This week, Nobel prize-winning author of Night Elie Wiesel asked the LDS Church to stop doing proxy baptisms in its temples for Jewish Holocaust victims. Apparently, an errant church member erroneously entered such a name into our database, though no baptism was actually performed, as that would have violated a church policy that already bars such work for Holocaust victims.
- Baptism for the dead is being described in some places as an “obscure” practice (such as in this First Thoughts piece here), perhaps in an effort to make something so strange seem less embarrassing to Mormons, or to shield Mitt Romney’s faith from criticism.

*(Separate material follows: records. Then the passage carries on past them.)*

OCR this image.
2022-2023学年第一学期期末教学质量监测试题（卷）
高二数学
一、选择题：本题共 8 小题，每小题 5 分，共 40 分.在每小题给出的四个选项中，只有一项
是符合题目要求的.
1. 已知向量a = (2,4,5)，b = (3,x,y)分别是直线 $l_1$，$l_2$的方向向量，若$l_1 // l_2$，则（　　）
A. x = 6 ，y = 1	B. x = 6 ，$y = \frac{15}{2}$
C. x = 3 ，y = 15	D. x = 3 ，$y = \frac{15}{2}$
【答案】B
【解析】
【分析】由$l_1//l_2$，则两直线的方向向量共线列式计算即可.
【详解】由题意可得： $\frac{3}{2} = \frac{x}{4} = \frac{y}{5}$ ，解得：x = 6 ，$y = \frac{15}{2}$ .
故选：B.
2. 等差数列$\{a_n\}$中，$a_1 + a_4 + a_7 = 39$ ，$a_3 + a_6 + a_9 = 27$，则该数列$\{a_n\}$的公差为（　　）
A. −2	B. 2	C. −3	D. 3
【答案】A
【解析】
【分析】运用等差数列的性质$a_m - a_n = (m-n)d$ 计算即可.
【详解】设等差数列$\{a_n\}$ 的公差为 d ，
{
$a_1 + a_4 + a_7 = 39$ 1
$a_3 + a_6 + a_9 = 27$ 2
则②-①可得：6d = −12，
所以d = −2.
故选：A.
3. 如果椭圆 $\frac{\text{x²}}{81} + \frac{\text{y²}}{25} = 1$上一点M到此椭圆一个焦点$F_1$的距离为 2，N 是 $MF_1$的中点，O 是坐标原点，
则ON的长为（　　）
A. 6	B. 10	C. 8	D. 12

On the contrary, baptism for the dead is so mainstream that congregations frequently organize trips for groups of teens to go to the temple to do them. There’s no reason to hide a belief that’s actually quite wonderful.
- The Mormon practice of baptizing people on behalf of those who have died is a means of answering the question, “Since Christ said everybody had to be baptized to be saved, what happens to people who died without the opportunity?” This practice is the world’s only real answer to that: an attempt to offer a chance of salvation to those in the next world who would like it. No wonder Joseph Smith wrote of baptism for the dead, “It may seem to some to be a very bold doctrine that we talk of” but that it constitutes “a voice of gladness for the living and the dead.” (Doctrine and Covenants 128:9, 19).
- Some people are incorrectly asserting (for example, here) that Mormons think baptism for the dead makes the deceased into Mormons, and that we subsequently record them as such. Not so. The practice only offers the deceased, whose spirits we believe all live on and have since learned the truth of Jesus Christ’s gospel, the chance to accept that truth and act on it if they so desire.
- Wiesel specifically asked Mitt Romney to put a stop to unauthorized proxy baptisms. Romney has no major standing as an authority in the LDS Church or, for that matter, any government office. It seems odd to target him just for being well-known at the moment. Wouldn’t approaching actual church leaders make more sense?
- It also confuses me that anyone would be offended by this practice. Unless our theology is true, our ordinances make no difference to the rest of the world.
- Nobody criticizing this practice seems to be acknowledging things that I think should seem obvious: Mormons put a lot of time and effort into a work that couldn’t possibly benefit them personally, and which only makes sense as an act of loving service for those who can’t be baptized for themselves. It’s little different, then, from anyone of any faith praying for those who have passed on. It may seem like an odd waste of time to non-believers, but surely credit should be given for the kind motive behind it.